It’s entirely possible that this is the third newsletter in a row I’ve gone on about Autumn. I’m not going to apologise for this – what more perfect season is there? Crisp mornings, warm afternoons, leaf piles to kick, spectacular cloud formations and free food!
The last two weekends have finally borne fruit – in the form of the fruiting bodies of fungi – and our store cupboard is beginning to fill up with dried mushrooms.
People are understandably cautious about picking wild mushrooms – every year over 200 people suffer from mushroom poisoning after eating the wrong ones. However this is completely avoidable and by following a few simple rules, anyone can pick and eat wild mushrooms in complete safety.
1 – It all starts with a good book. The River Cottage Mushroom book is great for people new to foraging, because it only focuses on a small number of easy to identify edible species. It’s worth having a second and third guide book with more detail in it at home so you can double and triple check your finds.
2 – Start with one or two species. My go-to mushrooms are Winter Chanterelles, Horn of Plenty (pictured above), Cep, Hedgehog Mushroom, Morel, Giant Puffball and Cauliflower fungus. I look for these because they are almost impossible to confuse with something else – especially when you layer in other important identifiers like habitat (what kind of tree are they growing near) and time of year (morels are a springtime mushroom for example).
3 – If in doubt, don’t pick. It’s a simple as that. Would you pick a random red berry from a hedgerow unless you knew it was edible? Same for mushrooms. I don’t pick mushrooms I’m not certain are edible. When I get home I double check against other reference books to get a 100% certain ID.
4 – Seriously, if you wouldn’t bet your life on knowing if the mushroom is edible don’t bet your life on it!

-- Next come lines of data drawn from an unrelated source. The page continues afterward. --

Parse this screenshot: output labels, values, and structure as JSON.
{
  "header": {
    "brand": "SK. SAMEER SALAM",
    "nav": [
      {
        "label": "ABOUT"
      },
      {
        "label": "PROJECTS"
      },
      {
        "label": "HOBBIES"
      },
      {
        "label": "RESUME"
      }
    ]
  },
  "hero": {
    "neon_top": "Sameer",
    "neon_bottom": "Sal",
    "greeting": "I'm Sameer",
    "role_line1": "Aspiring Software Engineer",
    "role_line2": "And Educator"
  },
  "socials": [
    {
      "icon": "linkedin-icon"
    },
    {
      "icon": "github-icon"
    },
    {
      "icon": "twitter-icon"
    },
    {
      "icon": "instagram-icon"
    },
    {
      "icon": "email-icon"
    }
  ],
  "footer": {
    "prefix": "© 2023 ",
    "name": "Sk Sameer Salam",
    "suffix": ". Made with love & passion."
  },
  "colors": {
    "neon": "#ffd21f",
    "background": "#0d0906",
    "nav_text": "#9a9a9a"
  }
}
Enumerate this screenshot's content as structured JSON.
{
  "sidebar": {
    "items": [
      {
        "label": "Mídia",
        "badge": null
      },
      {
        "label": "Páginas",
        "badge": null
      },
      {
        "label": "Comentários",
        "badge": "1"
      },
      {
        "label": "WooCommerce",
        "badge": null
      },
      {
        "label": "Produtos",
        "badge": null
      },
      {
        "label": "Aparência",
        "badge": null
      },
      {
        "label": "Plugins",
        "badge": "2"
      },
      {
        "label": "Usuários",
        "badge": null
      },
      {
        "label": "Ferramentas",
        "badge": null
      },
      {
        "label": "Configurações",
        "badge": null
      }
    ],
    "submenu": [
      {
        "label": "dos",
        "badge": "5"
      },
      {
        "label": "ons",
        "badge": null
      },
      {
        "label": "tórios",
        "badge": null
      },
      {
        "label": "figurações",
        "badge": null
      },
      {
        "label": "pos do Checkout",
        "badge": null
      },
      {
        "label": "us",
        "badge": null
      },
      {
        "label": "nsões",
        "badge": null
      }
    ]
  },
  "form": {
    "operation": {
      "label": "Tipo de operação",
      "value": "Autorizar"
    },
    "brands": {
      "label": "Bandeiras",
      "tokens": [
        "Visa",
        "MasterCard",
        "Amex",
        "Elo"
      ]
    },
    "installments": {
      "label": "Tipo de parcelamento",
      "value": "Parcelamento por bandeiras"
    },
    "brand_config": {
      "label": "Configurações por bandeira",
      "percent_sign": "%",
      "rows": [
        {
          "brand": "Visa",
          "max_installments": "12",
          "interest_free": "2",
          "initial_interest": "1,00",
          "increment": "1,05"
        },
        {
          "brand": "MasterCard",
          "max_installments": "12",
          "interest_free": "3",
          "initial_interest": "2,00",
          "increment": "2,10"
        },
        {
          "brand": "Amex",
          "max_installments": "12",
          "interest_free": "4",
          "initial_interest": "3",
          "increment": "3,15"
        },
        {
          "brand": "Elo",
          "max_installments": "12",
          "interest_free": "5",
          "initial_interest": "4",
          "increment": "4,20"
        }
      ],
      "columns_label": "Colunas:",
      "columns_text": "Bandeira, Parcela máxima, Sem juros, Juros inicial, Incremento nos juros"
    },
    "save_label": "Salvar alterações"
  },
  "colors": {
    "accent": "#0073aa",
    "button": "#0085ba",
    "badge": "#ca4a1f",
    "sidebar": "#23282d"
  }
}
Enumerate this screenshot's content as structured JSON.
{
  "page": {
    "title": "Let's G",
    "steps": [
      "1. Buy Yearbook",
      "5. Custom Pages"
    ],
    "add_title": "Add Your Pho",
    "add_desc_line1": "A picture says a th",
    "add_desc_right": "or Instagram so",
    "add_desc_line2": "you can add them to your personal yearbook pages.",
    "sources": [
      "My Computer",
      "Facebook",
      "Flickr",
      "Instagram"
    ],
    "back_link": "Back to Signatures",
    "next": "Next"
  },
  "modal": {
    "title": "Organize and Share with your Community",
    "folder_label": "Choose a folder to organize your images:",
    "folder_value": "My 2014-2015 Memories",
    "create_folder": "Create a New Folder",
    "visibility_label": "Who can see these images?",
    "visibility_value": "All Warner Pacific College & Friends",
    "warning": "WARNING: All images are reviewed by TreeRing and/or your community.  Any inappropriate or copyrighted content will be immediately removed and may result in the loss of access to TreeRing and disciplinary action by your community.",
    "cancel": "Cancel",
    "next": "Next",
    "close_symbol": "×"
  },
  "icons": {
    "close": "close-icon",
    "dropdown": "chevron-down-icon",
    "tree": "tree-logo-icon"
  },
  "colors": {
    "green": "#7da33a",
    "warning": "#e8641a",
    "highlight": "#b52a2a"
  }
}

5 – Learn to ID some of the poisonous ones too. It’s a nice bit of knowledge to have, and could save someone else’s life. I’ve met people in the woods with bags full of every mushroom they’ve come across with a couple of Death-caps nestled in the middle.
6 – There are no ‘rules’. Old wives tales about colour, or time of year or ‘if a slug has eaten it it must be safe’ are all pretty much rubbish. The only way to be sure is to get a 100% ID from a book or an expert. There’s really no difference between mushrooms and toadstools. They’re all fungi. Some of the most poisonous mushrooms are reputedly the tastiest and some of the scariest sounding ones (Trumpet of Death for example) are the safest to eat.
7 – Join a local foraging group, meet some experts, learn from others.
Some mushrooms should be eaten straight away, some can be dried and used in risottos and stews – but if you like mushrooms, then picking wild ones will give you at least two moments of joy. Finding a troupe of chanterelles is an amazing feeling and eating them in a lovely mushroom risotto is almost as good!
I’ve been picking mushrooms every year for 10 years. My knowledge is still tiny compared to the shear number of species in the UK, and yet every year I forage & dry mushrooms for our kitchen cupboard that would cost £30/kg in Wholefoods.
Like everything else we talk about at Living Unplugged – some of the most satisfying things in life take time. Don’t be in a rush, they’ll be back next year.